Long-term Strategy (3+ months)

  • Content gap filling based on competitor analysis
  • Link building campaign
  • Site architecture improvements
  • New content creation

Measuring Success

Track these metrics before and after implementing changes:

  • Organic traffic (Google Analytics)
  • Keyword rankings (position tracking tools)
  • Click-through rates (Search Console)
  • Core Web Vitals (PageSpeed Insights)
  • Crawl errors (Search Console)

Tools You Actually Need

Free Tools

Budget tip: You don't need every tool. Pick one paid tool that covers your biggest need, and use free tools for everything else.

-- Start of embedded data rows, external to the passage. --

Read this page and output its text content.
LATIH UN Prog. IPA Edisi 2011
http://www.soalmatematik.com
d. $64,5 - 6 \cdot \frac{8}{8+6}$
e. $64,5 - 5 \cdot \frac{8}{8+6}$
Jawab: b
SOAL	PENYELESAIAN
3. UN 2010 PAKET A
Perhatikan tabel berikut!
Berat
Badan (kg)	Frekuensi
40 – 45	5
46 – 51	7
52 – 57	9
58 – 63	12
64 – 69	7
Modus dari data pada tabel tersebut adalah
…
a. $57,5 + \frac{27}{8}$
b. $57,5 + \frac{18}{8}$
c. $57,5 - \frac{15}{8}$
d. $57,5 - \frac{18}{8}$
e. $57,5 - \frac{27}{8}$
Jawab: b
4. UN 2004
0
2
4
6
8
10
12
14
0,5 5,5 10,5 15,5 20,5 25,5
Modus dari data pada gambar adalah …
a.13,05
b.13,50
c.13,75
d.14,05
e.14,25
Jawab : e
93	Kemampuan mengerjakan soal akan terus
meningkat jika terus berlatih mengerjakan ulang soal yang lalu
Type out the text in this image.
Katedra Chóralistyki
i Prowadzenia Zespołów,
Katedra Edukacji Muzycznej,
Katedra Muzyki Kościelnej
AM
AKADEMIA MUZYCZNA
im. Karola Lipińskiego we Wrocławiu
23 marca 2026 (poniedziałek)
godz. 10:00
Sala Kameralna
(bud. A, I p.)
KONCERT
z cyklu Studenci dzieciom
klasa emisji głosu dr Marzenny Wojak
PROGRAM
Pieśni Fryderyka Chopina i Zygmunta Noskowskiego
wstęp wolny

Remember: An SEO audit is only valuable if you act on it. Start with the highest-impact, easiest-to-implement changes, and work your way through the list systematically. The goal isn't perfection - it's progress.


FAQ

What order should you follow when doing an SEO audit? Work technical first, content second. This guide recommends a strict sequence: technical SEO (crawling, indexing, site structure), then on-page optimization (titles, headers, content), then backlink analysis, and finally competitor comparison. A crumbling technical foundation undermines even great content, so fix crawling and indexing before you touch keywords or copy.

What Core Web Vitals thresholds should pages pass in a technical audit? Test key pages in Google PageSpeed Insights on both mobile and desktop, then check three metrics against clear targets. Largest Contentful Paint (LCP) should stay under 2.5 seconds, First Input Delay (FID) under 100 milliseconds, and Cumulative Layout Shift (CLS) under 0.1. Don't fixate on the overall score, focus on these individual numbers instead.

Do you need to audit every page on your website? No. Auditing every page is unnecessary, so pick representative pages instead. This guide suggests the homepage, three to five top category pages, five to ten best-performing blog posts, and five to ten key product or service pages. For each, check title tags under 60 characters, unique meta descriptions of 150 to 160 characters, a single H1, and content that matches search intent.

Should you disavow toxic backlinks found during an audit? Only for genuinely toxic links, and stay conservative. Watch for links from unrelated industries, low-quality directories, exact-match anchor text overuse, sites with duplicate content, and sites that exist only to sell links. Create a disavow file for clear offenders, but leave borderline links alone. It's safer to keep a questionable link than risk disavowing good ones.

Which SEO tools do you actually need for an audit? Start with free Google tools: Search Console for crawling and index coverage, Analytics for traffic, PageSpeed Insights for performance, and the Rich Results Test for schema. For paid help, pick just one that fits your biggest need. Ahrefs is best for backlink analysis, Semrush is a solid all-rounder, and Screaming Frog excels at technical audits.